Detecting inflammatory cells in blood vessels

Atherosclerotic plaque typically builds up without symptoms and the search is on to develop early detection devices that will enable physicians to offer treatment before the disease progresses to advanced stages.

Now, in a study involving laboratory rabbits, a device that stimulates, collects and measures light emissions from body tissues has been able to detect the presence of inflammatory cells that are associated with critical atherosclerotic plaques in humans - plaques that are vulnerable to rupture. The study is described in the August 2005 issue of the journal Atherosclerosis.

An experimental time-resolved laser-induced fluorescence spectroscopy (TR-LIFS) device developed by researchers at Cedars-Sinai Medical Center was used to detect the presence of inflammatory cells in the aortas of animals, with results compared to those from pathology studies.

Laser-induced fluorescence spectroscopy is based on the fact that when molecules in cells are stimulated by light, they respond by becoming excited and re-emitting light of varying colours.
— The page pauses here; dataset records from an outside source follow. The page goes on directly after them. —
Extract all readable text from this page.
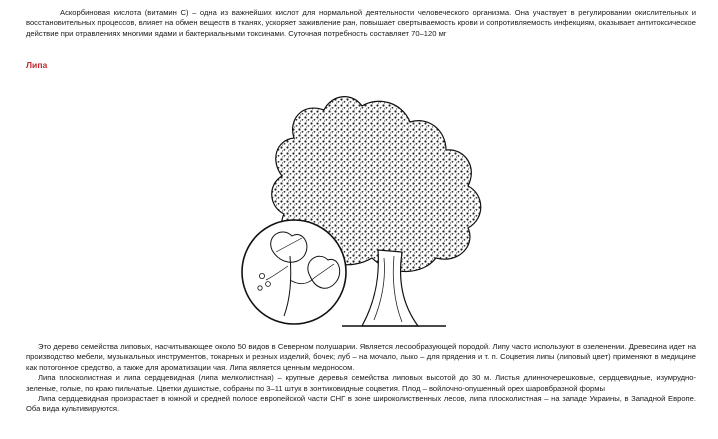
Аскорбиновая кислота (витамин С) – одна из важнейших кислот для нормальной деятельности человеческого организма. Она участвует в регулировании окислительных и восстановительных процессов, влияет на обмен веществ в тканях, ускоряет заживление ран, повышает свертываемость крови и сопротивляемость инфекциям, оказывает антитоксическое действие при отравлениях многими ядами и бактериальными токсинами. Суточная потребность составляет 70–120 мг

Липа

Это дерево семейства липовых, насчитывающее около 50 видов в Северном полушарии. Является лесообразующей породой. Липу часто используют в озеленении. Древесина идет на производство мебели, музыкальных инструментов, токарных и резных изделий, бочек; луб – на мочало, лыко – для прядения и т. п. Соцветия липы (липовый цвет) применяют в медицине как потогонное средство, а также для ароматизации чая. Липа является ценным медоносом.

Липа плосколистная и липа сердцевидная (липа мелколистная) – крупные деревья семейства липовых высотой до 30 м. Листья длинночерешковые, сердцевидные, изумрудно-зеленые, голые, по краю пильчатые. Цветки душистые, собраны по 3–11 штук в зонтиковидные соцветия. Плод – войлочно-опушенный орех шаровбразной формы

Липа сердцевидная произрастает в южной и средней полосе европейской части СНГ в зоне широколиственных лесов, липа плосколистная – на западе Украины, в Западной Европе. Оба вида культивируются.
Laser light focused on tissues is re-emitted in colours that are determined by the properties of the molecules. When these emissions are collected and analysed (fluorescence spectroscopy), they provide information about the molecular and biochemical status of the tissue.

Time resolution adds a greater degree of specificity, measuring not only the wavelength of the emission but the time that molecules remain in the excited state before returning to the ground state. This information is valuable because some emissions overlap on the light spectrum but have different 'decay' characteristics.

The TR-LIFS system consists of a laser, a two-way fibre-optic probe through which the laser light is delivered to the tissue and the fluorescence is collected, a spectrometer, a digital oscilloscope, and a computer workstation that provides user interface, coordination of components and interpretation software.